Texas Lege Stands Still on Justice Reform
But God forbid we take your guns away
The Lege's failure to relax legal penalties on cannabis possession reflected its general hideboundness on criminal justice reform, even as President Trump, the TPPF, and other conservatives have embraced (or at least want credit for) common-sense changes with broad support. As one example, reformers from both parties tried until the last hours of the session to limit arrests for misdemeanors that are only punished in the Penal Code by a fine – such as the moving violation for which Sandra Bland was brought to the Waller County jail where she died in 2015 – only to be thwarted by implacable opposition from police unions and Senate conservatives. Similarly, measures to reduce the onerous burden of cash bail (found unconstitutional by federal judges in Dallas and Houston) and to restrict the death penalty for defendants with intellectual disabilities or severe mental illness (as in the cases of Texas death row inmates Bobby Moore and Scott Panetti, respectively) faltered before Monday's finish line.
Here as elsewhere, though, was good news to be seen. Long-overdue measures to make it easier for Texans with criminal convictions to obtain occupational licenses from the state; to finally abolish the failed Driver Responsibility Program that's taken away the driver's licenses of more than a million Texans for the crime of being poor; and to improve the treatment of women at many points within the criminal justice system (from pretrial diversion for prostitution to helping mothers with postpartum opioid disorders) all made it to Gov. Abbott's desk.

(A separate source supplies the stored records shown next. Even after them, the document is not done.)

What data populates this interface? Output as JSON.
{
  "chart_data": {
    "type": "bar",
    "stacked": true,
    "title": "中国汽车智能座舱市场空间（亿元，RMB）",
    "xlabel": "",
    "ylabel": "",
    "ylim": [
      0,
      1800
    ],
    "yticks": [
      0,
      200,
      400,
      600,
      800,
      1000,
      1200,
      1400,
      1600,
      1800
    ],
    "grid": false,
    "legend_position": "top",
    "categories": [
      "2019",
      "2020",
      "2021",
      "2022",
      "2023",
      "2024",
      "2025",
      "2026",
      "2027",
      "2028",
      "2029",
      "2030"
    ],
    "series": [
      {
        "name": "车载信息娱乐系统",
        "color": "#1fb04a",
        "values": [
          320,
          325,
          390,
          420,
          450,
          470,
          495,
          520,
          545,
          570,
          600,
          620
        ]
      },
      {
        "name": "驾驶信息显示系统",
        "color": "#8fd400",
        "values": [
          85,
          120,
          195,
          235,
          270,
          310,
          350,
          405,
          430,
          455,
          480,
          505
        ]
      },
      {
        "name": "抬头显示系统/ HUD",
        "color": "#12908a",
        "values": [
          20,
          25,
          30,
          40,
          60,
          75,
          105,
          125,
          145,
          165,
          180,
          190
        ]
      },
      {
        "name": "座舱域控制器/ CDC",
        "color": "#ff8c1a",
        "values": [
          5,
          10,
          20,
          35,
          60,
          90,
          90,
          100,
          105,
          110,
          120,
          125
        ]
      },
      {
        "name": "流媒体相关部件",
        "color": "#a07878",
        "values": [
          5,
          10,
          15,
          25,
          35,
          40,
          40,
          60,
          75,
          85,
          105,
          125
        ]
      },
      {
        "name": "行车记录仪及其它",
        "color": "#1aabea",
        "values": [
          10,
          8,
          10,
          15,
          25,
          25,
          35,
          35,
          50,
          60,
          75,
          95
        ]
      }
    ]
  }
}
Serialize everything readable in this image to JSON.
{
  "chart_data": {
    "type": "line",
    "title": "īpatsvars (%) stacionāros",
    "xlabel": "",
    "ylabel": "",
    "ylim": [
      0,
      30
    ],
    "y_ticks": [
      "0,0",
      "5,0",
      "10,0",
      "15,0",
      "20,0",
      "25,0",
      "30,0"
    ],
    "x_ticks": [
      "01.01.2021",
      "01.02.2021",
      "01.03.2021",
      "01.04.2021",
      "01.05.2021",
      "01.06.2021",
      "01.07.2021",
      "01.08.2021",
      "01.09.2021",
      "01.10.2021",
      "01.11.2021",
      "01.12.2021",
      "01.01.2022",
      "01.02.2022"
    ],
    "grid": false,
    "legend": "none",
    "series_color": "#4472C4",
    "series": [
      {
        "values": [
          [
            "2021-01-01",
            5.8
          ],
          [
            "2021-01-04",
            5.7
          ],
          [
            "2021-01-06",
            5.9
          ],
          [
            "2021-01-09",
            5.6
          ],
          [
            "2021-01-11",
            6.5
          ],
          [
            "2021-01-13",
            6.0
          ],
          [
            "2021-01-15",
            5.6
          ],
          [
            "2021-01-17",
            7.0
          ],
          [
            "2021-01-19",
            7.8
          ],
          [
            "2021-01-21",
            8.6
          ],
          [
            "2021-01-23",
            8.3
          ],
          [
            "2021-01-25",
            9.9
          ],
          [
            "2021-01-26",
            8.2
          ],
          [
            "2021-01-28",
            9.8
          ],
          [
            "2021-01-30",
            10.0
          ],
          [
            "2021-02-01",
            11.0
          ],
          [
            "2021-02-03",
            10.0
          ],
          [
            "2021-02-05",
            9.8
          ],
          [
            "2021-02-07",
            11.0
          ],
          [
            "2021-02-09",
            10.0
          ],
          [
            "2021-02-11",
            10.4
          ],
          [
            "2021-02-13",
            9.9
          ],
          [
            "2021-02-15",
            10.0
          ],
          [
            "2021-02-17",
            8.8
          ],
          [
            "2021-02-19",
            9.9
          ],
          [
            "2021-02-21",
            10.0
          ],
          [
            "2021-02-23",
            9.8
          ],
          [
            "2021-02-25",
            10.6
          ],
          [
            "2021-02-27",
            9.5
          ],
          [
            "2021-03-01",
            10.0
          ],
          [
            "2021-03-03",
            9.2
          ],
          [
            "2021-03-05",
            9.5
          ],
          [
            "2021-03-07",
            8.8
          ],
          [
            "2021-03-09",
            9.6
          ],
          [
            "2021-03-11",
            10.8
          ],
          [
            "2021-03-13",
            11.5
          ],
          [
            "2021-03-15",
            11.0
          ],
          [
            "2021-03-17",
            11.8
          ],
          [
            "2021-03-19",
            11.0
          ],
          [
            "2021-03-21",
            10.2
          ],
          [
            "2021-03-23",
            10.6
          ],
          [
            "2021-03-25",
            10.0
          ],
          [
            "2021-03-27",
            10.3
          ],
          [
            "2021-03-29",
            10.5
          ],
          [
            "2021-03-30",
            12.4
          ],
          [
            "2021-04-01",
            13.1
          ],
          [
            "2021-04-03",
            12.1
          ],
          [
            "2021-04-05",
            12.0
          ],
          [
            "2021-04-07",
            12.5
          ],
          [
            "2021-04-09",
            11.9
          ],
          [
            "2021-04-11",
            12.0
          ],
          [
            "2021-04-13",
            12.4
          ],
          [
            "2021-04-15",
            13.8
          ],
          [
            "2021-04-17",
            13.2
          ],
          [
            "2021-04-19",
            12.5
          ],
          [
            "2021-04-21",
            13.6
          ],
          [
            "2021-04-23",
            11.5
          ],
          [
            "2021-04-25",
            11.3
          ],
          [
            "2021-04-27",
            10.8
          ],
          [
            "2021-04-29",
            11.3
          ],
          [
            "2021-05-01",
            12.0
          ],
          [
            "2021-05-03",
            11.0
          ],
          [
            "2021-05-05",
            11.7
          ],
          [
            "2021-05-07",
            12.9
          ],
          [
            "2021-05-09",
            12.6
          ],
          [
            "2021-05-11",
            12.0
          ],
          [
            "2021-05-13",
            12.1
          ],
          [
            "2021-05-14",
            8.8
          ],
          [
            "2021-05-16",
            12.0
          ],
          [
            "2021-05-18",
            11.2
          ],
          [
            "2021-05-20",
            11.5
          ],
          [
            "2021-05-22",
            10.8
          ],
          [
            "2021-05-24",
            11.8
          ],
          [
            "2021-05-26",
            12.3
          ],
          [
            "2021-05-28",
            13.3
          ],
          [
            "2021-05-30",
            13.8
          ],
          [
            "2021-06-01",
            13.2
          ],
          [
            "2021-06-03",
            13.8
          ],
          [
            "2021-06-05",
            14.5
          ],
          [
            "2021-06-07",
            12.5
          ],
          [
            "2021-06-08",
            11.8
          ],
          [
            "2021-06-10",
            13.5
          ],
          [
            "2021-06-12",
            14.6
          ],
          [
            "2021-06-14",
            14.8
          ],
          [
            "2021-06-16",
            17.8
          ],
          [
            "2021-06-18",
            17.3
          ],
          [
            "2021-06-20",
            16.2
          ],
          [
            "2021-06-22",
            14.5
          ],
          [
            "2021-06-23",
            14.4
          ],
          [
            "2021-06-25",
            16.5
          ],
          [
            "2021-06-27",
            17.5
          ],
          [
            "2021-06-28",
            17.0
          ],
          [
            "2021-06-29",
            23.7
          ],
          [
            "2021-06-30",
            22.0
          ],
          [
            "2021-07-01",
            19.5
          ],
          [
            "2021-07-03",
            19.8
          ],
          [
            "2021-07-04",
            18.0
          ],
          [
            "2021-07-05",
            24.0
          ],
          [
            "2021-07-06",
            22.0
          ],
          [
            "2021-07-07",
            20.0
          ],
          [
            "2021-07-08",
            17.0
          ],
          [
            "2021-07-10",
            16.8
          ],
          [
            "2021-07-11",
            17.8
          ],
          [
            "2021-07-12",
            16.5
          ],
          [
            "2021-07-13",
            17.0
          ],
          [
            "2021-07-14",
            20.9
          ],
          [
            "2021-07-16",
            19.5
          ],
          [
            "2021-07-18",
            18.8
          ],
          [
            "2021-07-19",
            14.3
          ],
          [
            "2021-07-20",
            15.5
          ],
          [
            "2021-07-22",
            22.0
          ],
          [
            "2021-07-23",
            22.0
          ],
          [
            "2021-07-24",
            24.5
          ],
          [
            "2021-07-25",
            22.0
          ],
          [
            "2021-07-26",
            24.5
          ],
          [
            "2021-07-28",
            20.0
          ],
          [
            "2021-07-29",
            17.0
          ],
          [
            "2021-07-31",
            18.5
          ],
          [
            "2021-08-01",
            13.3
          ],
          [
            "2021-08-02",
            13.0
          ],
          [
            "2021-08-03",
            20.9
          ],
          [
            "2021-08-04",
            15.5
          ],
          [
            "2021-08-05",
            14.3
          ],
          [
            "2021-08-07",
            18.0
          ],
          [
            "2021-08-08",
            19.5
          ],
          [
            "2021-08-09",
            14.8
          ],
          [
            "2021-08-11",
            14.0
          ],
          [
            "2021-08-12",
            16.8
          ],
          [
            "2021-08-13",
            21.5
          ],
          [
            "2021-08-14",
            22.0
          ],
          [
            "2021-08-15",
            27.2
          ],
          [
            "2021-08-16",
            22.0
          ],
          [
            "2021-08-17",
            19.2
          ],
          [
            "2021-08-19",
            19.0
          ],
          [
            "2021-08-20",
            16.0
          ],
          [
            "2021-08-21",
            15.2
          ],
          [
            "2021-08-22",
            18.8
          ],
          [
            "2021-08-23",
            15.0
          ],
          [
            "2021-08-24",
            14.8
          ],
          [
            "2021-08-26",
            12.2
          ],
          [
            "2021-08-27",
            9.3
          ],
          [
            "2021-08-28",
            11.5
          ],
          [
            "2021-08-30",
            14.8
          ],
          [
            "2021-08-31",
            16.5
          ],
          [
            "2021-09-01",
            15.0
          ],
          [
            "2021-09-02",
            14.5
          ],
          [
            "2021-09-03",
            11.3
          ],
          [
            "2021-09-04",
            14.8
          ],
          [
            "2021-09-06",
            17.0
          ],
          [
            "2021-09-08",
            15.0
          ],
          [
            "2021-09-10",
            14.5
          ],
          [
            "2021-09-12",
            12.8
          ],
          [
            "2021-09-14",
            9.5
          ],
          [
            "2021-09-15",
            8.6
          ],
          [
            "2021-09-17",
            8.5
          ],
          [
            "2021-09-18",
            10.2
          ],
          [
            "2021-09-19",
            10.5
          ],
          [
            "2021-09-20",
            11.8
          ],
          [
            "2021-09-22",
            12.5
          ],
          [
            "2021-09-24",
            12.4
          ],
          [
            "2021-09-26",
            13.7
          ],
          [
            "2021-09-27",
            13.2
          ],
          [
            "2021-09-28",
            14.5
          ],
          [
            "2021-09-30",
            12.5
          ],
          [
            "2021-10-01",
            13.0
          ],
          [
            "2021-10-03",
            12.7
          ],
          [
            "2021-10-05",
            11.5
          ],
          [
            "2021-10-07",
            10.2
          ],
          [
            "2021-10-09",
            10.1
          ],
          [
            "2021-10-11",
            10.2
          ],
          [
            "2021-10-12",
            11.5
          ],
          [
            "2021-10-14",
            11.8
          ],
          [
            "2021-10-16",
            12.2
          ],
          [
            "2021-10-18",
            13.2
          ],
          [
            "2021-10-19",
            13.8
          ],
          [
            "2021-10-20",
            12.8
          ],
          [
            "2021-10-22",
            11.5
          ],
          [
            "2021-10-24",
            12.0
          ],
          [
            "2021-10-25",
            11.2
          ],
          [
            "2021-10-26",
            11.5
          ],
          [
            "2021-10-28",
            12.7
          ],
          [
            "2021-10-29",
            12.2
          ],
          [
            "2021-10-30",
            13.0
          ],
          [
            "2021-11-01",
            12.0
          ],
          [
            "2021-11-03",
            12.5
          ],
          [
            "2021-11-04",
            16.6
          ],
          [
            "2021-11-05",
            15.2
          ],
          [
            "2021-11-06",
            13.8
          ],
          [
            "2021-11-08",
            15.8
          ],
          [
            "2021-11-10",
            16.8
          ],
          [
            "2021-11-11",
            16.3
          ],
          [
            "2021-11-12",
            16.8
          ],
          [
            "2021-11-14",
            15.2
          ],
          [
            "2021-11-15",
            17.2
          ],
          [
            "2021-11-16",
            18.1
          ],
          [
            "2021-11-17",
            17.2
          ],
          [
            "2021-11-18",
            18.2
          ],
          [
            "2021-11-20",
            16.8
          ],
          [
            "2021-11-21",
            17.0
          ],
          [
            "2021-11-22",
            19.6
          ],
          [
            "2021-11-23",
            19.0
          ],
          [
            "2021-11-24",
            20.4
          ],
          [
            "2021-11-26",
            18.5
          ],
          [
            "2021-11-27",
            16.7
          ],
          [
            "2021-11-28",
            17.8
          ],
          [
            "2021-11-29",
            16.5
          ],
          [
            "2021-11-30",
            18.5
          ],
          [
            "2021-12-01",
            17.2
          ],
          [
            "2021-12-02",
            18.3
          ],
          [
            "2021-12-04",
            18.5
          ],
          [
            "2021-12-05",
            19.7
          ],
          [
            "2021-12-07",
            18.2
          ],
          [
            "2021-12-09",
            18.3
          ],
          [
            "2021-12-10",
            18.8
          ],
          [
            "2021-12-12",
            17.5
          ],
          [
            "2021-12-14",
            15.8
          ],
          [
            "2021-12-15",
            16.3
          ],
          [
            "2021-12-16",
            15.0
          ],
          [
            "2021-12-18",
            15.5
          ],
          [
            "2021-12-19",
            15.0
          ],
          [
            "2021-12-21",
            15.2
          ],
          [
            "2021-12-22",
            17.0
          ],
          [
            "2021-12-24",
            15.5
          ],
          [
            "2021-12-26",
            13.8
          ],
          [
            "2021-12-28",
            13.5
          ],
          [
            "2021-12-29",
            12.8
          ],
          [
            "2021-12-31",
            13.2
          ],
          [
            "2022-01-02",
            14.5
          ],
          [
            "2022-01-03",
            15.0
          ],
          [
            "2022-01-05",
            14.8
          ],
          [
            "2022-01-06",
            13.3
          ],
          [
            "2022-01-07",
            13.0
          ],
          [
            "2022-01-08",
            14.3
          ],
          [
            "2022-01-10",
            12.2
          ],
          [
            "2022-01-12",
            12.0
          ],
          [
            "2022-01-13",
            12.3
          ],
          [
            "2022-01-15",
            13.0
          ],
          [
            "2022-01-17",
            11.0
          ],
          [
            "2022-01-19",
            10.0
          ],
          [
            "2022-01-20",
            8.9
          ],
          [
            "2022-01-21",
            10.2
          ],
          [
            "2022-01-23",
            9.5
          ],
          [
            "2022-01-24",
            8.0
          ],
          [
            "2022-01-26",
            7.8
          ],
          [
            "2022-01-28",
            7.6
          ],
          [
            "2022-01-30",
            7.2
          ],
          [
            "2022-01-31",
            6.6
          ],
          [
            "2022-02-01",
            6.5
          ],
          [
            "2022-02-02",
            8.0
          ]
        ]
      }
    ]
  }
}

Of course, it wouldn't be the Texas Legislature without some jaw-dropping gymnastics to appease the state's excitable gun owners. While the push for no-permit "constitutional carry" got derailed by its own advocates' threatening behavior toward Speaker Bonnen and other lawmakers, the Senate did find time in the waning hours of the session to make it legal for gun holders to open-carry without a license in the week following a natural disaster declaration. Though the bill's Senate sponsor, Brandon Creighton, bewailed the heartlessness of asking disaster victims to "make another sacrifice" and put down their weapons when all hell has broken loose, three of his GOP colleagues could not abide this foolishness and joined the Dems in opposition, which still allowed the bill to squeak through by one vote.